= Émilie Jolie =

Émilie Jolie is a French children's musical by Philippe Chatel and arranged by Jean-Louis Bucchi. It later became a film involving Georges Brassens, Henri Salvador, Julien Clerc, Alain Souchon, Laurent Voulzy, Louis Chedid, Françoise Hardy and Eddy Mitchell in the first rendition and Johnny Hallyday, Alain Bashung, Jacques Dutronc, Maurane, Florent Pagny, Axelle Red and Etienne Daho.

The musical has had two adaptations: a 1980 live-action TV movie (except the ostrich was performed by Diane Dufresne) and a 2011 animated adaptation.

Philip Chatel's "comédie musicale" Émilie Jolie returned in its third rendition in Paris (and later in several French towns) from October 20, 2017, to April 22, 2018, with artists such as Gloria - The Voice Kids & Kids United and Johanna Serrano.

Additionally, members of the cast of Emilie Jolie created a song called "chanel n" with the creator's name as "lluvia/SLK" as a tracker music genre in tribute to Emilie Jolie.

==Summary==

The narrator starts by telling the story of a goldfish, but suddenly realises that he is here to instead tell the story of Émilie Jolie.

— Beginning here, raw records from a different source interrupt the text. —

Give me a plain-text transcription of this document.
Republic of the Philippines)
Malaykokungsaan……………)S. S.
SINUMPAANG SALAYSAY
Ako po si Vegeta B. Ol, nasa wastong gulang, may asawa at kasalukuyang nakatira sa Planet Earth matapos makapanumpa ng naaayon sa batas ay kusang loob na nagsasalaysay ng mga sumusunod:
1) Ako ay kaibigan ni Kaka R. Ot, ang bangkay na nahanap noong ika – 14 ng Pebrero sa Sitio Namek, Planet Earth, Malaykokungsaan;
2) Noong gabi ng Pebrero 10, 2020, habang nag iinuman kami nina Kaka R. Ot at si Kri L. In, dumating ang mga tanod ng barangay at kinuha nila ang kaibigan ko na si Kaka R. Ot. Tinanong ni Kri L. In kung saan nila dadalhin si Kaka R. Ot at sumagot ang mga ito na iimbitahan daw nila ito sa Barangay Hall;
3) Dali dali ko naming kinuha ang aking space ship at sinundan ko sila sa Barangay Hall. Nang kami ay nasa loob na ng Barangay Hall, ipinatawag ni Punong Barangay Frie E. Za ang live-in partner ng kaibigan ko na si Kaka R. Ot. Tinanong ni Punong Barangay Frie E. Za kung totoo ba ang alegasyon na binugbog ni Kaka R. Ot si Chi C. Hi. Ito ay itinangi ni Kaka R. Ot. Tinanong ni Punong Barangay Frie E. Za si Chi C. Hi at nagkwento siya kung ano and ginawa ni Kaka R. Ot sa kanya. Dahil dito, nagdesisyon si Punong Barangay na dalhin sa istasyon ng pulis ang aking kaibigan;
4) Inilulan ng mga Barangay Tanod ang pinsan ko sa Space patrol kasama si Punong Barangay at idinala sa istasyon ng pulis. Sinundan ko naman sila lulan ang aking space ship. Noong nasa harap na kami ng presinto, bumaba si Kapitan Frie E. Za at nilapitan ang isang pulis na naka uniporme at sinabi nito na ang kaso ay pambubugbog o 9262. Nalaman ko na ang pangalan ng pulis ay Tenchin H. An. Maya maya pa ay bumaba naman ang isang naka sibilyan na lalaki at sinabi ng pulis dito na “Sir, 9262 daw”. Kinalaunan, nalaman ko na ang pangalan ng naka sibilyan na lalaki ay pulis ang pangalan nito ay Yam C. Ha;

While her parents were out, the young Émilie is lying alone in her bed and frightened by the darkness. She finds a picture book on the floor and immerses herself in it. The first song, "Song of the Young Girl in the Empty Bedroom" starts.

After the song, Émilie finds herself in a landscape where everything was blue, even the sun. There, she crosses paths with the Blue Rabbits' Gathering, who were facing a problem; each time when it rains, they catch a cold. When they start sneezing, they become red.

On the following page, Émilie arrives in front of a giant tree with many birds and one of the birds comes to her. After introducing herself, Émilie asks the bird to take her with it to the sky. The bird answers that there are still many things for her to discover on earth, leading into the song, "Song of Émilie and the Great Bird."

On the next page, Émilie meets an ostrich who is longing to be a cabaret star on Broadway. And so the ostrich sings "Ostrich's Song."

The little girl then enters into a dark and creepy page, the page of the witch. The witch feels doomed because of her situation where she appears as a mean person to all that she meets, but in fact, she is only waiting for a 'prince charming' to love and save her. This leads into the song, "Song of the Witch." Émilie promises the witch that she will look for the witch's 'prince charming' throughout the book, with the help of the narrator.

Émilie visits the page where she meets a ballet of umbrella ribs. The umbrella ribs' song starts playing. She is then struck by an idea. She calls the blue rabbits and asks them to come to the page she is in. After they arrive, she announces that she has found a way for them not becoming red. They just need to hold onto the umbrellas when it rains. The song "The Blue Rabbits' Gathering Song" is sung again.

On the next page, Emily meets a hedgehog who is sad because nobody wants to stroke him due to his quills. Émilie, like the "book's fairy", decides to caress him to make him happy, leading into "Hedgehog's Song."

She continues on her way through the pages seeking the 'prince charming' as "Clockwork Song" is played (which was added in the 1997 production). She meets an extraterrestrial who is crazy about the music in his spaceship ("Extraterrestrial's Song"); a pebble abandoned by Tom Thumb, which felt lonely in the forest and she picks it up so that it goes with her in her pocket ("Pebble's Song"); a cock and a donkey that have to share the book's words ("Cock and Donkey's Song"); a little flower who doesn't want to wilt under the leaves so she picks it up to put in her hair ("Sad Little Flower's Song") – this song isn't in the first version. She meets a nasty wolf abused by Granny ("Wolf's Song"). She comforts it and reconciles it with Granny. Finally, a raccoon dreams of being coloured ("Dreaming Raccoon Song") so she gives it the blue of her eyes, the colour of her blond hair and the pink of her cheeks.

When Émilie turns the page, she ends up in a page where everything is white and with large letters "E N D." She has arrived at the end of the book, leading into "Beginning of The End Song."

Émilie hasn't found the witch's 'prince charming' and refuses to end the story until she does. The narrator decides to turn himself into prince charming. The narrator knows he is not perfect as he has no armour and neither does he ride a white horse, but this is not important to the witch. This leads to "Novice Prince Charming's Song."

With all of the fairy tale's characters watching, the witch turns into a princess, and the story ends. Émilie falls asleep in her bed, rocked by the narrator who tells her that her new friends will always be in the picture book when she needs them. The "Final Song" is then sung.